Uyuşmazlık konusu dönemde yürürlükte olan 5422 sayılı Kurumlar Vergisi Kanunu’nun “Vergi Oranı” başlıklı 25 inci maddesinin 3946 sayılı Kanunla değiştirilen 1 inci fıkrasında, kurumlar vergisinin bu kanuna göre tespit olunan kurum kazancından % 25 oranında alınacağı, 2 nci fıkrasında ise yukarıdaki orana göre hesaplanan verginin indirim ve istisnalar düşülmeden önceki kurum kazancının % 20 sinden az olamayacağı, bu hesaplamada iştirak kazançları ile yatırım fonları ve ortaklıkların portföy işletmeciliğinden doğan kazançlarının dikkate alınmayacağı belirtilmiştir. 193 sayılı Gelir Vergisi Kanunu’nun 75 inci maddesinin ikinci fıkrasının 3946 sayılı Kanun’la değişen 4 üncü bendinde, “Kurumlar Vergisi Kanunu uyarınca yıllık veya özel beyanname veren kurumların indirim ve istisnalar (Kurumlar Vergisi Kanunu’nun 8 inci maddesinin 1 ve 6 numaralı bentlerine göre kurumlar vergisinden müstesna tutulan kazançlar ile yatırım indirimi tutarı hariç) düşülmeden önceki kurum kazancından, hesaplanan kurumlar vergisi düşüldükten sonra kalan kısmı “menkul sermaye iradı” olarak tanımlanmış, aynı Kanun’un 94 üncü maddesinin 6-b bendinde, “dağıtılsın veya dağıtılmasın 75 inci maddenin ikinci fıkrasının 4 numaralı bendinde yazılı menkul sermaye iratlarından” vergi tevkifatı yapılacağı öngörülmüştür.

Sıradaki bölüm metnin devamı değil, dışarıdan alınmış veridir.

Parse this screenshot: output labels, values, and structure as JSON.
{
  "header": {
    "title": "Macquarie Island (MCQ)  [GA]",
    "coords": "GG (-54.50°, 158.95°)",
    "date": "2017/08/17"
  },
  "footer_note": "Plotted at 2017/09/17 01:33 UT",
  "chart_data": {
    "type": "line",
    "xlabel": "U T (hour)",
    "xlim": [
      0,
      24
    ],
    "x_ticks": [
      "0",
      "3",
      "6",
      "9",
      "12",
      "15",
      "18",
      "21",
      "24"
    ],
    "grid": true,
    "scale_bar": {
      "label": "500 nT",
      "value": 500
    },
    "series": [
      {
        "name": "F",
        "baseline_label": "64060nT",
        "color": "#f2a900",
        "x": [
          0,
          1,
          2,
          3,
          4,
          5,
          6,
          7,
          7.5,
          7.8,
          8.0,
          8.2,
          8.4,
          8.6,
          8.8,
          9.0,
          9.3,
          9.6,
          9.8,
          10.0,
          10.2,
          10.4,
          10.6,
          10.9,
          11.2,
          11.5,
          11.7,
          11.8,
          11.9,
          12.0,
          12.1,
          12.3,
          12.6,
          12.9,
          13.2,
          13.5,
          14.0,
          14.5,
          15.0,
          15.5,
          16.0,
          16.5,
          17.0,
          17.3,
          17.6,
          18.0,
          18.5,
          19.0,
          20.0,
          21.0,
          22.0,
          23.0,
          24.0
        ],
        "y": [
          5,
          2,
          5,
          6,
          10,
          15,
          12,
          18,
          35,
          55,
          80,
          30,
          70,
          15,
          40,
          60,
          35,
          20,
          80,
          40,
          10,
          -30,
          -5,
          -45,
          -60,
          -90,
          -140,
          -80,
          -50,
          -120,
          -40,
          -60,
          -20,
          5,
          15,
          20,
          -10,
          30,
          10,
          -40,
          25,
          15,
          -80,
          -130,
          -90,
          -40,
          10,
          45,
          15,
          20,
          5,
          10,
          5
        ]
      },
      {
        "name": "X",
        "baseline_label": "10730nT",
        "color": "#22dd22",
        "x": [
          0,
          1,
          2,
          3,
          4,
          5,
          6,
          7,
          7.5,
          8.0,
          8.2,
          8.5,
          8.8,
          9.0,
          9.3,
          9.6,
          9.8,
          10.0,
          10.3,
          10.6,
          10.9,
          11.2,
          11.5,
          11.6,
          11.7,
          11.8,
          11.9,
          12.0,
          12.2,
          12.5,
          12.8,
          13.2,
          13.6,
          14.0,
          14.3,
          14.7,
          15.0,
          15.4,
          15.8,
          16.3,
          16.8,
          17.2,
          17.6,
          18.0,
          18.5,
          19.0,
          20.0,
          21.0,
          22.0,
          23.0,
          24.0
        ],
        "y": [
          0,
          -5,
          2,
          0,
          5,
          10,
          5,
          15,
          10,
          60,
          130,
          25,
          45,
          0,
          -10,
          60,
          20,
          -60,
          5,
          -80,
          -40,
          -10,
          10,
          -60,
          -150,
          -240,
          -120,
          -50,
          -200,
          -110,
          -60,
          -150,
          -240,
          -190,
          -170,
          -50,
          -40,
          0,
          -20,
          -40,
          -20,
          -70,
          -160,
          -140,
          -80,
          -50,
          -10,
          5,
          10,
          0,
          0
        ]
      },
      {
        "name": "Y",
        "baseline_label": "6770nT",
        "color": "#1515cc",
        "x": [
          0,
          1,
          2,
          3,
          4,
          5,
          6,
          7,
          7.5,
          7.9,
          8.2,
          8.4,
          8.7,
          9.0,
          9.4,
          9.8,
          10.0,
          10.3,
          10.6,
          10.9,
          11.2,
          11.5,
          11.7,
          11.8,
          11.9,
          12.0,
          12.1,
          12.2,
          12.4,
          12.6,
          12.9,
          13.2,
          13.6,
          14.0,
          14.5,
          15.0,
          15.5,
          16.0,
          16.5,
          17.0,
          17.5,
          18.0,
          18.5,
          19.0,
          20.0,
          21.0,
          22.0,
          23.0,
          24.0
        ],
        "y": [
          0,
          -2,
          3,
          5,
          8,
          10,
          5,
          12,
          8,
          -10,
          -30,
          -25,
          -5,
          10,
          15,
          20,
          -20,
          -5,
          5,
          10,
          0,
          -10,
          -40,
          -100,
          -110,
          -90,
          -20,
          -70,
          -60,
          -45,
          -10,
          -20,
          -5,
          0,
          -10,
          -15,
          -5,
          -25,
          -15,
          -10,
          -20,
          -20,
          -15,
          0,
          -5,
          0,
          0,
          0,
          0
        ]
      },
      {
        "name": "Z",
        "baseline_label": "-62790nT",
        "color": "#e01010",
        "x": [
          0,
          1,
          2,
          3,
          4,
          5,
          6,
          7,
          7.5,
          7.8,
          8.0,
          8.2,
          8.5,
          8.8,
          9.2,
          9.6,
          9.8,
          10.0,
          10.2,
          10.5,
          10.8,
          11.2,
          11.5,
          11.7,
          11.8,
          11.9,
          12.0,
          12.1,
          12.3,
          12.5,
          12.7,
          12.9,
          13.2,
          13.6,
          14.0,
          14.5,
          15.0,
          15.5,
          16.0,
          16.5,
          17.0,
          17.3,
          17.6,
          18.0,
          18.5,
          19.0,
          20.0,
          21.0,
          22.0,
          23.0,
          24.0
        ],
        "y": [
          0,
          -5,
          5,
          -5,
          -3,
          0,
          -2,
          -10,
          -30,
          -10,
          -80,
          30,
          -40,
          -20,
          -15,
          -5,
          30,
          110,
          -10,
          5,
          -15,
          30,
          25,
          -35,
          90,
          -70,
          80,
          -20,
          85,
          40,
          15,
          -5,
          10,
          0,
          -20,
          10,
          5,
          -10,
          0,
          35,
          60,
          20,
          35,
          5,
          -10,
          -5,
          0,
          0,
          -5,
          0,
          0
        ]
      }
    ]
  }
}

Yukarıda anılan kanun hükümlerinin birlikte incelenmesinden, Kurumlar Vergisi Kanunu’na göre tespit edilen kurum kazancından % 25 oranında Kurumlar vergisi alınmaktadır. Ancak bu orana göre hesaplanan vergi, indirim ve istisnalardan önceki kurum kazancının % 20 sinden az olamamaktadır. Bu hesaplamada yatırım indirimi kurumlar vergisi matrahına dahildir. Öte yandan Gelir (stopaj) vergisi matrahını oluşturan menkul sermaye iradı, 193 sayılı Gelir Vergisi Kanunu’nun 75/4 üncü maddesinde, Kurumlar Vergisi Kanunu uyarınca yıllık veya özel beyanname veren kurumların indirim ve istisnalar düşülmeden önceki kurum kazancından,(yatırım indirimi tutarı hariç) hesaplanan kurumlar vergisi düşüldükten sonra kalan kısımdır şeklinde tanımlanmış, böylece yatırım indirimi tutarının menkul sermaye iradı matrahına dahil edilmeyeceği açıkça ifade edilmiştir.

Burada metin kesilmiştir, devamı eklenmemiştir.